When it was over, the Media Research Center analyzed the coverage, and found journalists criticized Republicans for being too harsh on Anita Hill, while criticizing Democrats for being too soft on Thomas. Here is that study, as originally published in the November 1991 edition of the MRC’s MediaWatch newsletter:
Just when Judge Clarence Thomas looked to be a shoo-in for Senate confirmation, someone with the Senate Judiciary Committee leaked an affidavit from Anita Hill charging Thomas with sexual harassment. If, as suspected, Democrats did the leaking, it could clearly be characterized as hardball politics or playing dirty.

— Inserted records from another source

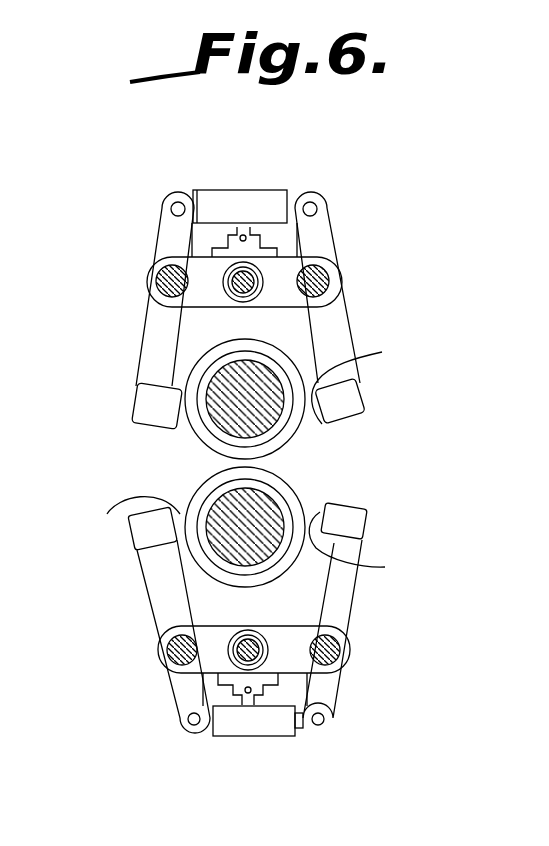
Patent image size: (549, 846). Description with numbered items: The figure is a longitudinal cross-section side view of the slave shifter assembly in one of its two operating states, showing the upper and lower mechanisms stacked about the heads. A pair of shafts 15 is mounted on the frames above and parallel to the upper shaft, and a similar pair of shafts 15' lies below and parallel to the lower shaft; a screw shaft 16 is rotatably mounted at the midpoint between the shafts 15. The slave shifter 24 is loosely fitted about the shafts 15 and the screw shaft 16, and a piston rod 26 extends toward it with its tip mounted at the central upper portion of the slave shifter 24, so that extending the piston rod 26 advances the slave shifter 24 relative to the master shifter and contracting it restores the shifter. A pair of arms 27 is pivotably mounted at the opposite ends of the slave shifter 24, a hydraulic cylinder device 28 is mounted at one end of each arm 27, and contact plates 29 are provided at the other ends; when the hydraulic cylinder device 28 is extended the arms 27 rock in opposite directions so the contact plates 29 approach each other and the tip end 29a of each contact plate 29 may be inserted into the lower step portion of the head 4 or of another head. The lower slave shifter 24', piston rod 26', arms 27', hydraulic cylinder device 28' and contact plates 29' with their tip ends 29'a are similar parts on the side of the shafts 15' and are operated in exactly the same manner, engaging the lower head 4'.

The head 4 is at (261, 405).
The ring 4' is at (279, 522).
The shafts 15 is at (246, 282).
The shafts 15' is at (258, 661).
The screw shaft 16 is at (240, 292).
The slave shifter 24 is at (256, 285).
The slave shifter 24' is at (263, 644).
The piston rod 26 is at (295, 192).
The piston rod 26' is at (264, 736).
The arms 27 is at (263, 471).
The arms 27' is at (165, 640).
The hydraulic cylinder device 28 is at (244, 200).
The hydraulic cylinder device 28' is at (228, 740).
The contact plates 29 is at (255, 417).
The contact plates 29' is at (233, 554).
The tip end 29a is at (60, 492).
The pad face 29'a is at (240, 546).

But when network television covered the hearings live over the Columbus Day weekend, Democrats were not subjected to tough questioning about their possible role in the leak, or how committing this crime was a new low in playing dirty. Instead, reporters accused the Republican committee members of playing hardball politics, while criticizing the Democrats for not being tough enough on Thomas, a MediaWatch Study has documented.

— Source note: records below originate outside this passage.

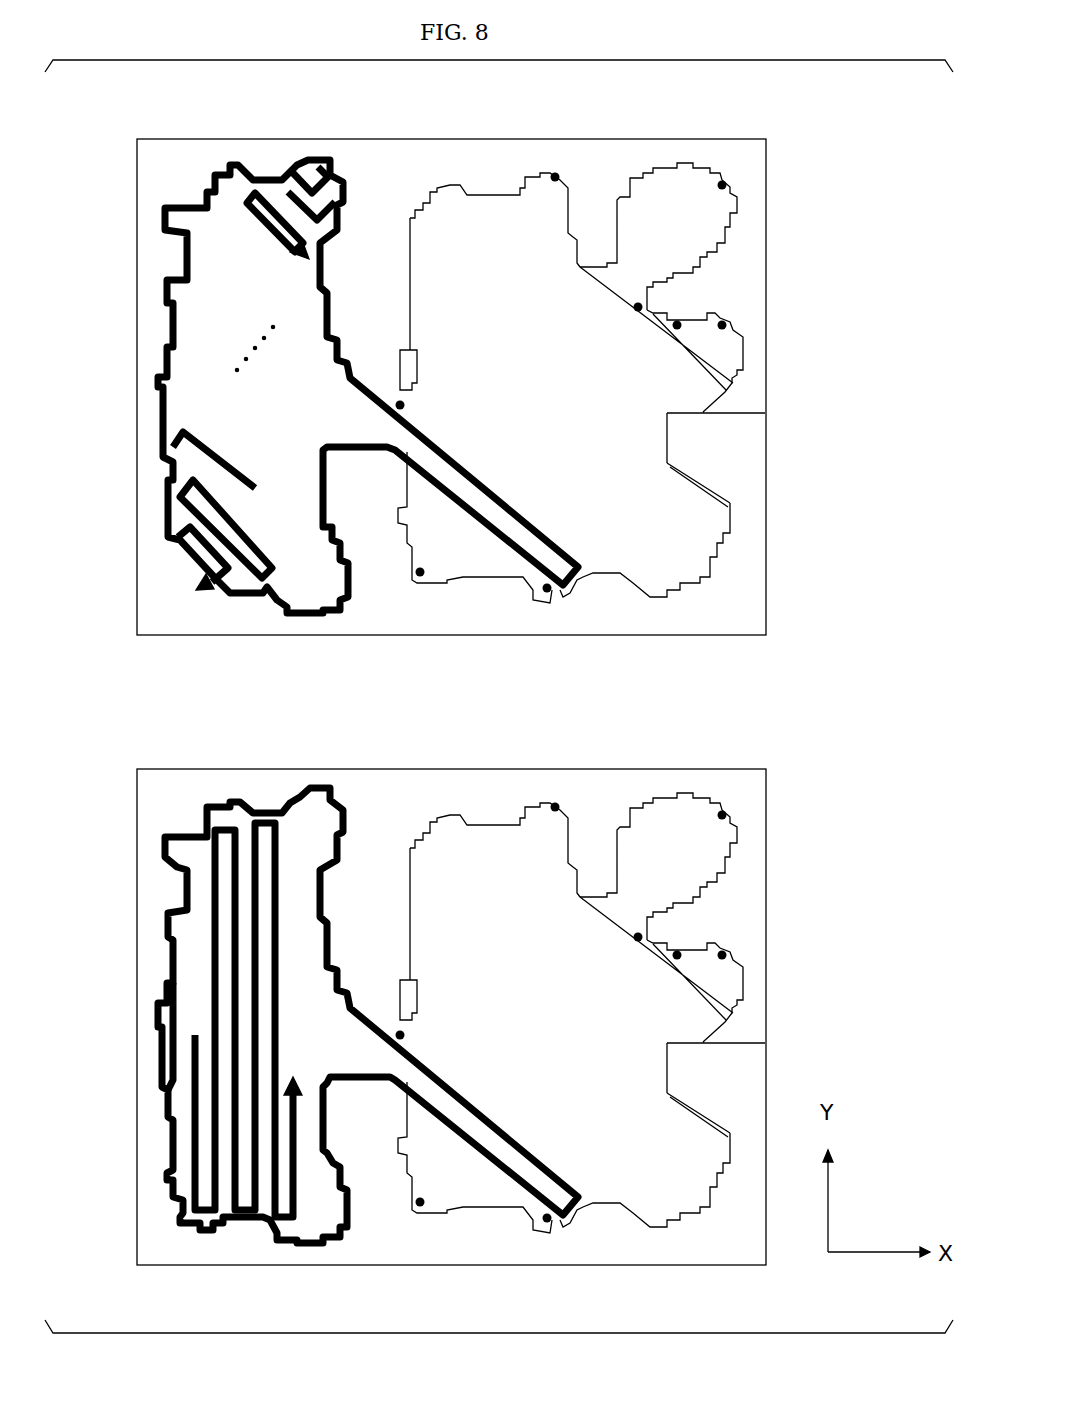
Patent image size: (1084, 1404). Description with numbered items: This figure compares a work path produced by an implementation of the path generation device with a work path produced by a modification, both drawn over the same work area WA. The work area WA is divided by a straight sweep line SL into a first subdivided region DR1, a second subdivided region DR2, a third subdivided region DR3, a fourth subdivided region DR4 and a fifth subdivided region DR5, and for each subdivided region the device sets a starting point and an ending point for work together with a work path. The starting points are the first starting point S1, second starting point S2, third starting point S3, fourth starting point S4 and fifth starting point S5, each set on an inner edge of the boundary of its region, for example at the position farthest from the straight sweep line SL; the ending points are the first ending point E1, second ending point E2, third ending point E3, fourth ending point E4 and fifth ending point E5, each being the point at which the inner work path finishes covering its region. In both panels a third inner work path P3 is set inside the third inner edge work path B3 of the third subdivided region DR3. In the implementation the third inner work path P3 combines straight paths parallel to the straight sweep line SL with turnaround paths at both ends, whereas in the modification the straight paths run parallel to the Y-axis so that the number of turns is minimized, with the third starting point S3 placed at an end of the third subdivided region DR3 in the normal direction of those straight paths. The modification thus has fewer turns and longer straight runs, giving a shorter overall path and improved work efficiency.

The work area WA is at (688, 165).
The first subdivided region DR1 is at (658, 551).
The second subdivided region DR2 is at (564, 703).
The third subdivided region DR3 is at (368, 701).
The fourth subdivided region DR4 is at (439, 1177).
The fifth subdivided region DR5 is at (727, 353).
The straight sweep line SL is at (433, 443).
The third inner work path P3 is at (207, 443).
The third inner edge work path B3 is at (183, 230).
The first starting point S1 is at (725, 182).
The second starting point S2 is at (555, 172).
The third starting point S3 is at (318, 150).
The fourth starting point S4 is at (548, 595).
The fifth starting point S5 is at (727, 323).
The first ending point E1 is at (638, 302).
The second ending point E2 is at (400, 400).
The third ending point E3 is at (180, 588).
The fourth ending point E4 is at (418, 578).
The fifth ending point E5 is at (680, 322).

The study covered all ABC, CBS and NBC news broadcasts (both live coverage and normal shows) between the start of the hearings at 10 AM EDT on Friday, October 11 through the Wednesday, October 16 morning programs. The study also covered all CNN and PBS live coverage, plus CNN’s World News. The amount of time devoted to live coverage varied: CNN and PBS showed it all while CBS, which cut out for baseball Friday night and for football on Saturday and Sunday, offered the least.
In total, the five networks’ anchors, reporters and affiliated analysts singled out the Republicans for cynical or hardball tactics on 28 separate occasions. On another twelve occasions, the network personalities complained that committee Democrats went too easy on Thomas. (On two occasions, CBS vaguely blamed both parties, calling the hearings “smear and counter-smear,” for example.) No anchor or reporter deplored the likelihood that the Democrats leaked in an effort to stop Thomas at all costs. In fact, they praised leaks (despite the damage they may cause) as an “all-American institution,” in the words of PBS anchor Paul Duke.

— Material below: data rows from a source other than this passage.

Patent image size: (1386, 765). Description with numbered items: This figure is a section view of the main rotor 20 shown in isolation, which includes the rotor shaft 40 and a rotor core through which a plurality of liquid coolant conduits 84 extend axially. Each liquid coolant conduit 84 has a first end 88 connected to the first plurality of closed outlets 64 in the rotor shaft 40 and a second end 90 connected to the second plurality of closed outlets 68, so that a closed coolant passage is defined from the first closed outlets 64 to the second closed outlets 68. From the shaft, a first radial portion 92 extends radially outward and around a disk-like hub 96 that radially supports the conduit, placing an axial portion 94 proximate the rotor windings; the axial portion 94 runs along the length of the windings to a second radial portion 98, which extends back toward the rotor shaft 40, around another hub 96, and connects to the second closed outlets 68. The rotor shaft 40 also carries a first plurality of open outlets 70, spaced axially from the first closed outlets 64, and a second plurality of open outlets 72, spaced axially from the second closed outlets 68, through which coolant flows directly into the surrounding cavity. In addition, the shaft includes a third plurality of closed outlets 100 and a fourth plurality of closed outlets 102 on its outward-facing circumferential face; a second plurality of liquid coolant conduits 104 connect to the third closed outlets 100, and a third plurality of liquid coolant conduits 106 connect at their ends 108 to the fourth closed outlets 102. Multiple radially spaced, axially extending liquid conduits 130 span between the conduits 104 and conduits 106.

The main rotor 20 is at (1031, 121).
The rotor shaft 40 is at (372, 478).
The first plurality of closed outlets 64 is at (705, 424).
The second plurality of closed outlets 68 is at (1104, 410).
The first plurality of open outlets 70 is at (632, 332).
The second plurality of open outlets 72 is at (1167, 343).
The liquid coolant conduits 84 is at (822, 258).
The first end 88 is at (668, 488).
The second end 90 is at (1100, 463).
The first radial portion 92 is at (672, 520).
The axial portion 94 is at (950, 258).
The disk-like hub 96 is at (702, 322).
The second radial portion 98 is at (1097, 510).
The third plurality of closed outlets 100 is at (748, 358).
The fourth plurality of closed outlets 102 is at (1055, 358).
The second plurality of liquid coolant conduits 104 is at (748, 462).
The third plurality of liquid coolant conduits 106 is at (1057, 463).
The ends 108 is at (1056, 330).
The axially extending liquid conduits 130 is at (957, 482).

During a break in the hearings on October 12, Dan Rather asked: “Would you agree, or would you not agree, that one person’s leak is another person’s public service?” On the same day, Nina Totenberg insisted that “the history books are full of important and historic events that were the result of news leaks.... [Watergate] would have just been a third-rate robbery if there hadn’t been a lot of leaks disclosing what it had all been about. So, news leaks — I don’t want to be defensive about this — but news leaks aren’t always bad.”
When Senator Paul Simon appeared on Meet the Press October 13, reporter Andrea Mitchell went on the attack, but not about the leak: “Now you just mentioned that Anita Hill was under attack for most of yesterday and you lamented that. But it was the Democrats who failed to question Judge Thomas very aggressively about some issues that might have been relevant. For instance, pornography. One of his friends from Yale, Lovida Coleman, a very close friend, has said that he liked to tell stories about pornographic films....Why was that question not asked?”
During an October 14 Today roundtable discussion, NBC News Washington Bureau Chief Tim Russert exemplified the attack on Republicans: “You had Senators accusing people of perjury; Senator Simpson, ‘I have faxes, I have letters’ — the closest thing to McCarthy that we’ve seen. It was not a kinder, gentler Republican panel.” On Today the next morning, Andrea Mitchell complained about Thomas: “The Democrats did not ask him tough questions about the facts of her charge and they did, the Republicans did a great job of hammering her. It’s basically what happened in the ’88 campaign. The Republicans know how to fight dirty.”
With the exception of two occasions on Nightline, ABC refrained from making such judgments in all of its hearings coverage. Ted Koppel mouthed the media line on October 15: “The reality that Judge Thomas is tonight Justice Thomas can be attributed in large measure to the fact that his supporters used some hardball tactics of their own.” In contrast, Koppel asserted the Democrats “were largely ineffectual counter-punchers.”
END of reprint of November 1991 MediaWatch article.
At this point, we don't know whether or not there will actually be hearings featuring Brett Kavanaugh and his accuser, Christine Blasey Ford. But if there are, you can bet the media will build them up into a spectacle — and their spin might be very reminiscent of their approach in 1991.